DUODÉCIMO .- De todo lo expuesto en los fundamentos anteriores se desprende que la hija Debora lleva una vida absolutamente independiente con nulo aprovechamiento académico, por cuanto desde que comenzó su andadura universitaria en ele curso 2010/11 en la universidad Católica, hace ya, nada menos, que 9 años, únicamente ha logrado la mitad de la licenciatura de Relaciones Internacionales que es de solo tres años, es decir, solo ha obtenido año y medio de licenciatura, lo que da idea de su nulo aprovechamiento e interés tanto por el estudio como por el trabajo, pese a contar con casi 27 años, lo que lleva a la Sala a estimar debe extinguirse la pensión alimenticia de la hija desde la fecha de la presente sentencia, sin hacer expresa declaración en cuanto a las costas de ambas instancias
Fallo
En atención a todo lo expuesto, la Sección Décima de la Audiencia Provincial de Valencia, en nombre de Su Majestad del Rey Ha decidido: Declaramos haber lugar al recurso de apelación interpuesto por la Procuradora Doña Marta Sais Sánchez en representación de Doña Carolina contra la sentencia de fecha 31-7-2018 dictada por el Juzgado de 1ª instancia n.º 3 de Alcira cuya resolución revocamos en el sentido de extinguir la pensión alimenticia en favor de la hija Debora desde la presente sentencia, sin hacer expresa declaración en cuanto a las costas de ambas instancias.En cuanto al depósito consignado para recurrir, se declara su devolución Contra la presente resolución cabe interponer recurso de casación por interés casacional siempre que concurran las causas y se cumplimenten las exigencias del artículo 477 de la Ley de Enjuiciamiento Civil y, en su caso, y acumuladamente con al anterior, recurso extraordinario por infracción procesal, en un solo escrito, ante ésta Sala, en el plazo de veinte días , contados desde el siguiente a su notificación, adjuntando el depósito preceptivo para recurrir establecido en la Disposición Adicional Decimoquinta de la Ley Orgánica 1/2009, de 3 de noviembre ; salvo que tenga reconocido el derecho a la asistencia jurídica gratuita, el cual deberán acreditar, al efectuar cualquier solicitud ante el Tribunal superior.

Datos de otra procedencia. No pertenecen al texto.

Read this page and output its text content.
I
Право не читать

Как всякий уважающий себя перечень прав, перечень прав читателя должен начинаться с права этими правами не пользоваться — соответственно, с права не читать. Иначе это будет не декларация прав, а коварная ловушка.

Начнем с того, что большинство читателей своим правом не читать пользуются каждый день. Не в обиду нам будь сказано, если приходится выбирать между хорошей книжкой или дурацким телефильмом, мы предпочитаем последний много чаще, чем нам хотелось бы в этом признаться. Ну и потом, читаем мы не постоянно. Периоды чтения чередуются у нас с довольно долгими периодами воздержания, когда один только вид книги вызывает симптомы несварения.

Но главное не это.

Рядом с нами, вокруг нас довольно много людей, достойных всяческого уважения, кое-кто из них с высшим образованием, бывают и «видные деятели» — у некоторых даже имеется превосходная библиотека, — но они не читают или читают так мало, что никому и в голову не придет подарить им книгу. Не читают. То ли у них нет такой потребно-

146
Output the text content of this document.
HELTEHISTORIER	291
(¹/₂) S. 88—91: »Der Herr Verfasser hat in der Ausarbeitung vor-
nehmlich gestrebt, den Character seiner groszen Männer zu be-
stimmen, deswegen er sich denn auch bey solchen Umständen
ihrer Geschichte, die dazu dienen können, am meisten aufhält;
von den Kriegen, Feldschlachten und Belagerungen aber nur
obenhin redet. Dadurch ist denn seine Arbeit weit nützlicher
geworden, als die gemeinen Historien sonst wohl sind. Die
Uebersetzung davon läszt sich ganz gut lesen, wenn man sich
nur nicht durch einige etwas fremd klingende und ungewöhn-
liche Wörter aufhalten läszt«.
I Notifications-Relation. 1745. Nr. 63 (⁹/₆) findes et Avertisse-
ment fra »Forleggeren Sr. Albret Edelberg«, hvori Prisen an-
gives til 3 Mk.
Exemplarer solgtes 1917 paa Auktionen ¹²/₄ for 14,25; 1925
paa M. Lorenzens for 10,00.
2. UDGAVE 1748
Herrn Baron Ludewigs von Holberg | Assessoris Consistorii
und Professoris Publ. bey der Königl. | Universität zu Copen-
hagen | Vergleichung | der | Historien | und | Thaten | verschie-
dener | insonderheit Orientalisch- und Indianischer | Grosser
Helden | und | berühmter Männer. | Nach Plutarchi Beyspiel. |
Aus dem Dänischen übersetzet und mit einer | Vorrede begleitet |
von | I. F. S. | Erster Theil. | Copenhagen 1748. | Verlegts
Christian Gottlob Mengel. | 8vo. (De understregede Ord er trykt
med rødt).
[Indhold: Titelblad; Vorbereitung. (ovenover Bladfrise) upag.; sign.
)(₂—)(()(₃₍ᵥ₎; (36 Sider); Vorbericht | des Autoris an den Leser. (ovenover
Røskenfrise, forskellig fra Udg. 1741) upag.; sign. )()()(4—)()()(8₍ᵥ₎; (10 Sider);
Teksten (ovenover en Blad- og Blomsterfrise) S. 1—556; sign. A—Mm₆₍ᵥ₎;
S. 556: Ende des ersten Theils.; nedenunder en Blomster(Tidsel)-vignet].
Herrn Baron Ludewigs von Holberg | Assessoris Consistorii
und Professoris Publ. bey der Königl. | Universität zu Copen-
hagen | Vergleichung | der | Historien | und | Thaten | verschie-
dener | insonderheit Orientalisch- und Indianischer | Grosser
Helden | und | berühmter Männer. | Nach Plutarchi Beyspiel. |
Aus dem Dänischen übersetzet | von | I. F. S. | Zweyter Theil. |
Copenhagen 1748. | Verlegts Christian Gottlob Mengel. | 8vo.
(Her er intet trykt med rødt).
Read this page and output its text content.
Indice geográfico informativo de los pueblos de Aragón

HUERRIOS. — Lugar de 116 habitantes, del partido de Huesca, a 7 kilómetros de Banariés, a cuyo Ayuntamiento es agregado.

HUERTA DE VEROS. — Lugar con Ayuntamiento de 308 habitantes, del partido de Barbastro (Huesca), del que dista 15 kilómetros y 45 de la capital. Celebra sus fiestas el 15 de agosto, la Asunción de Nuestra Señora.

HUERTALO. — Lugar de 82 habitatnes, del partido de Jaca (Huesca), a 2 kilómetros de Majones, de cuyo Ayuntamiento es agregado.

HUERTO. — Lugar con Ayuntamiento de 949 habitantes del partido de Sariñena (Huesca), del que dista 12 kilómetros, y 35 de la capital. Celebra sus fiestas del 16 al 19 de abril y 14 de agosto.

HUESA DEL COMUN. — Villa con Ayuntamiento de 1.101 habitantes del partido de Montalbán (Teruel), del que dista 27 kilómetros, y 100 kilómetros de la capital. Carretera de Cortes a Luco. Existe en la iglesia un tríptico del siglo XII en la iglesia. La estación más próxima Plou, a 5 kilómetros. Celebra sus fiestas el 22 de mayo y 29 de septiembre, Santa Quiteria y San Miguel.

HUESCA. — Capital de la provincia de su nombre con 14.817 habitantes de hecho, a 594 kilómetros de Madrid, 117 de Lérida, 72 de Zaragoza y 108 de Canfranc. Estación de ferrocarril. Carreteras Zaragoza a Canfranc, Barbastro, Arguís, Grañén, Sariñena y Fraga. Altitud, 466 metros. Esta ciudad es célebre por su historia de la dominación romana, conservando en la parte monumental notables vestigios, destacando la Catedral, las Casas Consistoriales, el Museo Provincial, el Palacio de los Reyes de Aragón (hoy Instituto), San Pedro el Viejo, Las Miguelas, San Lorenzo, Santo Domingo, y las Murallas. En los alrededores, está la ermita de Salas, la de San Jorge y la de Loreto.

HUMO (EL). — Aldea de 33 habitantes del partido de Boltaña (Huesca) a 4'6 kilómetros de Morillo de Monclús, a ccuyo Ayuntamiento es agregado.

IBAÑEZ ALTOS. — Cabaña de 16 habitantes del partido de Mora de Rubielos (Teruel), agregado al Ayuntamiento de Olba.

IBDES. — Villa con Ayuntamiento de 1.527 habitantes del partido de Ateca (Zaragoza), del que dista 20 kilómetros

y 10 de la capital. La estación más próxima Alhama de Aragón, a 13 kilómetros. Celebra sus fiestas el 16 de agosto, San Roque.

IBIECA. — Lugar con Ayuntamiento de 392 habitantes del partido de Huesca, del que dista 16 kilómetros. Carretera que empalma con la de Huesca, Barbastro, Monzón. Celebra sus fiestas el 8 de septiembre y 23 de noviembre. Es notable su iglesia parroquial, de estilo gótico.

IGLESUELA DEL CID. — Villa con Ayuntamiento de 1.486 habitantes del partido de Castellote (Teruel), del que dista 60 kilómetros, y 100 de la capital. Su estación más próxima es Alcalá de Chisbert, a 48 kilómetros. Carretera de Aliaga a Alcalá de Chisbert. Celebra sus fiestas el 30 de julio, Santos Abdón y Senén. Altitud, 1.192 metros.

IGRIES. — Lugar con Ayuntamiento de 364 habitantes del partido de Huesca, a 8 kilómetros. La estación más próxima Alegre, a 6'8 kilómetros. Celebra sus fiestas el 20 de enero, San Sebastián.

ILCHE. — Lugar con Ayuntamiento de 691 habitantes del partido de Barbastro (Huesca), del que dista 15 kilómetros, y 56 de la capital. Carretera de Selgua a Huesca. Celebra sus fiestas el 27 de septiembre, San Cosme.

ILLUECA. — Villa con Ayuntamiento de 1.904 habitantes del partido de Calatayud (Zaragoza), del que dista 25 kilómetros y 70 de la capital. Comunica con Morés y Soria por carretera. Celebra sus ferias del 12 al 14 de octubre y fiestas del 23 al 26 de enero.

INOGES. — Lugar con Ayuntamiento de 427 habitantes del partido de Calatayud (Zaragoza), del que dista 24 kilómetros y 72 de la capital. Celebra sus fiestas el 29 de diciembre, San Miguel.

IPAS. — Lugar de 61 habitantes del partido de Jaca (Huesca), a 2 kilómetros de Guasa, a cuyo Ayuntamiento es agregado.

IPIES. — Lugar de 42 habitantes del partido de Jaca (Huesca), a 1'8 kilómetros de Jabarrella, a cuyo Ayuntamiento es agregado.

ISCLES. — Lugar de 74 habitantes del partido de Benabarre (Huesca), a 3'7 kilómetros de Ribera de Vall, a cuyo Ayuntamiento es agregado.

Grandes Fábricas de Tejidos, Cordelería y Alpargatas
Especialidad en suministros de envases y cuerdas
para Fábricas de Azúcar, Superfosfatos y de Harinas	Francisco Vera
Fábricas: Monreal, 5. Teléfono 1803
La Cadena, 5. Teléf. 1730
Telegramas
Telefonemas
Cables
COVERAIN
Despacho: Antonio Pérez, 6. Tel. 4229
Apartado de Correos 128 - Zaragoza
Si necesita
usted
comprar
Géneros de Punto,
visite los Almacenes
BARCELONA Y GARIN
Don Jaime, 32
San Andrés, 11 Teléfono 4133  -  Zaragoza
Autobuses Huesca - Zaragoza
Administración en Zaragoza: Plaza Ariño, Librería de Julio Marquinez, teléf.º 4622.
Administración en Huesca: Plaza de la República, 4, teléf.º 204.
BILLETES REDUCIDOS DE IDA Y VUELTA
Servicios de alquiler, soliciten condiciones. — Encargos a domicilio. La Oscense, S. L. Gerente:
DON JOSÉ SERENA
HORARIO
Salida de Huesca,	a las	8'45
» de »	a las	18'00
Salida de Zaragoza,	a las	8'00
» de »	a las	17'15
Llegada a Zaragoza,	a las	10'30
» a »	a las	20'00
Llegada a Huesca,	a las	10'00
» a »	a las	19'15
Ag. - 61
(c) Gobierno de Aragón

Así por esta nuestra sentencia, de la que se llevará certificación al rollo, lo pronunciamos, mandamos y firmamos.
PUBLICACIÓN.- Que la anterior sentencia ha sido leída y publicada por el Ilmo. Sr. Magistrado que la dicto, estando celebrando Audiencia Pública la Sección Décima de la Audiencia Provincial en el día de la fecha. Doy fe.